BBC news with Jonathan Izard.
Twenty tourists were among the victims of an attack by gunman on one of Tunisia’s most prestigious museums. The assailant shot dead visitors from South Africa, Poland, Italy and Spain as they were getting off a bus outside the Bardo Museum in the capital Tunis which stands next to the country’s parliament. At least 22 people died in the attack and more than 40 others were wounded. Two hours later Tunisian security forces shot the gunman dead. Adnan Cotour reports from Tunis.
“The last group of tourists were taken away on a bus a while ago, wailing at bystanders and security forces and many Tunisians here are reluctant to leave. “I’m sad and shocked”, one of them told me. The attacker has managed to strike both at political as well at the economic heart of the country. The site of the attack the Bardo museum is a Tunis Watte Louvre as to Paris. It’s in walking distance to parliament where terrified politicians were locked down when the attack began. This is the first attack on civilians in more than decades. And as an act of defiant and solidarity with victims, politicians have been gathering here this evening.”

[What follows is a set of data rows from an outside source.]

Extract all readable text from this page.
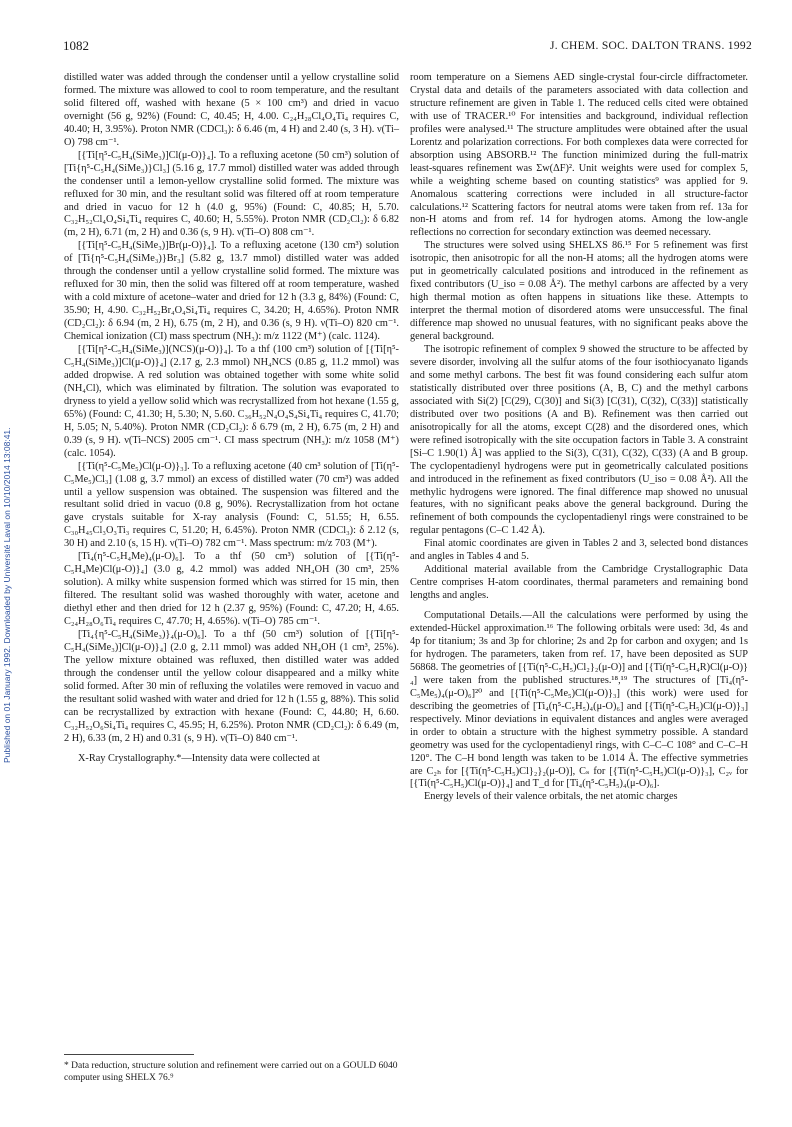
1082	J. CHEM. SOC. DALTON TRANS. 1992
Published on 01 January 1992. Downloaded by Université Laval on 10/10/2014 13:08:41.

distilled water was added through the condenser until a yellow crystalline solid formed. The mixture was allowed to cool to room temperature, and the resultant solid filtered off, washed with hexane (5 × 100 cm³) and dried in vacuo overnight (56 g, 92%) (Found: C, 40.45; H, 4.00. C₂₄H₂₈Cl₄O₄Ti₄ requires C, 40.40; H, 3.95%). Proton NMR (CDCl₃): δ 6.46 (m, 4 H) and 2.40 (s, 3 H). ν(Ti–O) 798 cm⁻¹.

[{Ti[η⁵-C₅H₄(SiMe₃)]Cl(μ-O)}₄]. To a refluxing acetone (50 cm³) solution of [Ti{η⁵-C₅H₄(SiMe₃)}Cl₃] (5.16 g, 17.7 mmol) distilled water was added through the condenser until a lemon-yellow crystalline solid formed. The mixture was refluxed for 30 min, and the resultant solid was filtered off at room temperature and dried in vacuo for 12 h (4.0 g, 95%) (Found: C, 40.85; H, 5.70. C₃₂H₅₂Cl₄O₄Si₄Ti₄ requires C, 40.60; H, 5.55%). Proton NMR (CD₂Cl₂): δ 6.82 (m, 2 H), 6.71 (m, 2 H) and 0.36 (s, 9 H). ν(Ti–O) 808 cm⁻¹.

[{Ti[η⁵-C₅H₄(SiMe₃)]Br(μ-O)}₄]. To a refluxing acetone (130 cm³) solution of [Ti{η⁵-C₅H₄(SiMe₃)}Br₃] (5.82 g, 13.7 mmol) distilled water was added through the condenser until a yellow crystalline solid formed. The mixture was refluxed for 30 min, then the solid was filtered off at room temperature, washed with a cold mixture of acetone–water and dried for 12 h (3.3 g, 84%) (Found: C, 35.90; H, 4.90. C₃₂H₅₂Br₄O₄Si₄Ti₄ requires C, 34.20; H, 4.65%). Proton NMR (CD₂Cl₂): δ 6.94 (m, 2 H), 6.75 (m, 2 H), and 0.36 (s, 9 H). ν(Ti–O) 820 cm⁻¹. Chemical ionization (CI) mass spectrum (NH₃): m/z 1122 (M⁺) (calc. 1124).

[{Ti[η⁵-C₅H₄(SiMe₃)](NCS)(μ-O)}₄]. To a thf (100 cm³) solution of [{Ti[η⁵-C₅H₄(SiMe₃)]Cl(μ-O)}₄] (2.17 g, 2.3 mmol) NH₄NCS (0.85 g, 11.2 mmol) was added dropwise. A red solution was obtained together with some white solid (NH₄Cl), which was eliminated by filtration. The solution was evaporated to dryness to yield a yellow solid which was recrystallized from hot hexane (1.55 g, 65%) (Found: C, 41.30; H, 5.30; N, 5.60. C₃₆H₅₂N₄O₄S₄Si₄Ti₄ requires C, 41.70; H, 5.05; N, 5.40%). Proton NMR (CD₂Cl₂): δ 6.79 (m, 2 H), 6.75 (m, 2 H) and 0.39 (s, 9 H). ν(Ti–NCS) 2005 cm⁻¹. CI mass spectrum (NH₃): m/z 1058 (M⁺) (calc. 1054).

[{Ti(η⁵-C₅Me₅)Cl(μ-O)}₃]. To a refluxing acetone (40 cm³ solution of [Ti(η⁵-C₅Me₅)Cl₃] (1.08 g, 3.7 mmol) an excess of distilled water (70 cm³) was added until a yellow suspension was obtained. The suspension was filtered and the resultant solid dried in vacuo (0.8 g, 90%). Recrystallization from hot octane gave crystals suitable for X-ray analysis (Found: C, 51.55; H, 6.55. C₃₀H₄₅Cl₃O₃Ti₃ requires C, 51.20; H, 6.45%). Proton NMR (CDCl₃): δ 2.12 (s, 30 H) and 2.10 (s, 15 H). ν(Ti–O) 782 cm⁻¹. Mass spectrum: m/z 703 (M⁺).

[Ti₄(η⁵-C₅H₄Me)₄(μ-O)₆]. To a thf (50 cm³) solution of [{Ti(η⁵-C₅H₄Me)Cl(μ-O)}₄] (3.0 g, 4.2 mmol) was added NH₄OH (30 cm³, 25% solution). A milky white suspension formed which was stirred for 15 min, then filtered. The resultant solid was washed thoroughly with water, acetone and diethyl ether and then dried for 12 h (2.37 g, 95%) (Found: C, 47.20; H, 4.65. C₂₄H₂₈O₆Ti₄ requires C, 47.70; H, 4.65%). ν(Ti–O) 785 cm⁻¹.

[Ti₄{η⁵-C₅H₄(SiMe₃)}₄(μ-O)₆]. To a thf (50 cm³) solution of [{Ti[η⁵-C₅H₄(SiMe₃)]Cl(μ-O)}₄] (2.0 g, 2.11 mmol) was added NH₄OH (1 cm³, 25%). The yellow mixture obtained was refluxed, then distilled water was added through the condenser until the yellow colour disappeared and a milky white solid formed. After 30 min of refluxing the volatiles were removed in vacuo and the resultant solid washed with water and dried for 12 h (1.55 g, 88%). This solid can be recrystallized by extraction with hexane (Found: C, 44.80; H, 6.60. C₃₂H₅₂O₆Si₄Ti₄ requires C, 45.95; H, 6.25%). Proton NMR (CD₂Cl₂): δ 6.49 (m, 2 H), 6.33 (m, 2 H) and 0.31 (s, 9 H). ν(Ti–O) 840 cm⁻¹.

X-Ray Crystallography.*—Intensity data were collected at

* Data reduction, structure solution and refinement were carried out on a GOULD 6040 computer using SHELX 76.⁹

room temperature on a Siemens AED single-crystal four-circle diffractometer. Crystal data and details of the parameters associated with data collection and structure refinement are given in Table 1. The reduced cells cited were obtained with use of TRACER.¹⁰ For intensities and background, individual reflection profiles were analysed.¹¹ The structure amplitudes were obtained after the usual Lorentz and polarization corrections. For both complexes data were corrected for absorption using ABSORB.¹² The function minimized during the full-matrix least-squares refinement was Σw(ΔF)². Unit weights were used for complex 5, while a weighting scheme based on counting statistics⁹ was applied for 9. Anomalous scattering corrections were included in all structure-factor calculations.¹² Scattering factors for neutral atoms were taken from ref. 13a for non-H atoms and from ref. 14 for hydrogen atoms. Among the low-angle reflections no correction for secondary extinction was deemed necessary.

The structures were solved using SHELXS 86.¹⁵ For 5 refinement was first isotropic, then anisotropic for all the non-H atoms; all the hydrogen atoms were put in geometrically calculated positions and introduced in the refinement as fixed contributors (U_iso = 0.08 Å²). The methyl carbons are affected by a very high thermal motion as often happens in situations like these. Attempts to interpret the thermal motion of disordered atoms were unsuccessful. The final difference map showed no unusual features, with no significant peaks above the general background.

The isotropic refinement of complex 9 showed the structure to be affected by severe disorder, involving all the sulfur atoms of the four isothiocyanato ligands and some methyl carbons. The best fit was found considering each sulfur atom statistically distributed over three positions (A, B, C) and the methyl carbons associated with Si(2) [C(29), C(30)] and Si(3) [C(31), C(32), C(33)] statistically distributed over two positions (A and B). Refinement was then carried out anisotropically for all the atoms, except C(28) and the disordered ones, which were refined isotropically with the site occupation factors in Table 3. A constraint [Si–C 1.90(1) Å] was applied to the Si(3), C(31), C(32), C(33) (A and B group. The cyclopentadienyl hydrogens were put in geometrically calculated positions and introduced in the refinement as fixed contributors (U_iso = 0.08 Å²). All the methylic hydrogens were ignored. The final difference map showed no unusual features, with no significant peaks above the general background. During the refinement of both compounds the cyclopentadienyl rings were constrained to be regular pentagons (C–C 1.42 Å).

Final atomic coordinates are given in Tables 2 and 3, selected bond distances and angles in Tables 4 and 5.

Additional material available from the Cambridge Crystallographic Data Centre comprises H-atom coordinates, thermal parameters and remaining bond lengths and angles.

Computational Details.—All the calculations were performed by using the extended-Hückel approximation.¹⁶ The following orbitals were used: 3d, 4s and 4p for titanium; 3s and 3p for chlorine; 2s and 2p for carbon and oxygen; and 1s for hydrogen. The parameters, taken from ref. 17, have been deposited as SUP 56868. The geometries of [{Ti(η⁵-C₅H₅)Cl₂}₂(μ-O)] and [{Ti(η⁵-C₅H₄R)Cl(μ-O)}₄] were taken from the published structures.¹⁸,¹⁹ The structures of [Ti₄(η⁵-C₅Me₅)₄(μ-O)₆]²⁰ and [{Ti(η⁵-C₅Me₅)Cl(μ-O)}₃] (this work) were used for describing the geometries of [Ti₄(η⁵-C₅H₅)₄(μ-O)₆] and [{Ti(η⁵-C₅H₅)Cl(μ-O)}₃] respectively. Minor deviations in equivalent distances and angles were averaged in order to obtain a structure with the highest symmetry possible. A standard geometry was used for the cyclopentadienyl rings, with C–C–C 108° and C–C–H 120°. The C–H bond length was taken to be 1.014 Å. The effective symmetries are C₂ₕ for [{Ti(η⁵-C₅H₅)Cl}₂}₂(μ-O)], Cₛ for [{Ti(η⁵-C₅H₅)Cl(μ-O)}₃], C₂ᵥ for [{Ti(η⁵-C₅H₅)Cl(μ-O)}₄] and T_d for [Ti₄(η⁵-C₅H₅)₄(μ-O)₆].

Energy levels of their valence orbitals, the net atomic charges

As the Israeli Prime Minister Benjamin Netanyahu prepares to build a new governing coalition, the US has criticized the tactics that won him the election. Kim Ghattes reports from Washington.
“The White House made very clear it was deeply concerned about the “divisive rhetoric” used in the campaign directed at Israeli Arabs. The administration also said it would reevaluate its position on the best way to achieve a two states solution. The Israeli leader has said there would be no Palestinian state if he were reelected. And in a scathing editorial the New York Times said Mr. Netanyahu had laid bare his duplicity and confirmed suspicions he never had any intention to negotiate a peace deal.”
The US Federal Reserve has signaled it’s now prepared to raise interest rates. Following a two-day meeting the central bank’s policy setting committee ended its pledge to be patient before reversing the monetary policy it's pursued since financial crisis of 2008, but the Chairperson of Federal reserve Janet Yellen said the rise may not be immediate.
“Today’s modification of our guidance should not be interpreted to mean that we’ve decided on the timing of their increase. In other words, just because we removed the word patient from the statement doesn’t mean we’re going to be impatient. Our policy is likely to remain highly accommodative to support continued progress toward our objectives of maximum employment and 2% inflation.”
The Pentagon says it’s killed a leader of the Somali militant group Al-shabab in a drone strike. US defense official said Adan Garar, the man accused of the planning of the attack on a shopping mall in Kenya two years ago was hit by a drone equipped with hellfire missile in southern Somalia last Friday. The US has been assessing the operation before confirming that Gara was the target.
World news from the BBC
A Pakistani government minister has announced the last minute stay of execution in the case of a man who, rights groups say, was a child when he was convicted with involuntary manslaughter. Shaphcat Husin was due to be executed on Thursday. A British based children’s charity Child Rights International Network says he was 14 years old at the time of the crime and insists he was tortured into confessing.
The leaders of the United States in Germany have said they’ll maintain sanctions imposed on Russia for its support of separatists in Ukraine. President Obama and Chancellor Angela Merkel said the sanctions were necessary to bring a lasting resolution to the crisis. The commitment comes as president Putin acknowledged the damage caused by the sanctions.
The Brazilian government has announced a raft of anti-corruption measures following Sunday’s mass protest across the country demanding the impeachment of president Dilma Rousseff. Speaking in Brasilia, Ms. Rousseff called for a national pact against corruption. Wyre Davies reports from Rio.
“Earlier this week, the president described corruption as nothing new in Brazil, but promised to do something about it. Today we heard some of the detail, declaring that she’d always fought against corruption, she called for a national pact to tackle it and promised laws to criminalize and regulate the funding at political campaigns and money laundering in elections. But to several senior politicians and industrial executives implicated in the Petrobras inquiry, it is questionable if the proposals go far enough.”
The world’s highest-paid model Gisele Bundchen has announced she is to retire from the catwalk. The Brazilian supermodel's spokeswoman and sister Patricia said Gisele wants to focus on her family and special projects. The 34-year old model has been a face of French fashion house Chanel, and has worked with designer of Valentino, Versace and Louis Vuitton. Reports say she earned estimated 47million dollars last year. She will make a final catwalk-well at Sao Paulo’s fashion week in April.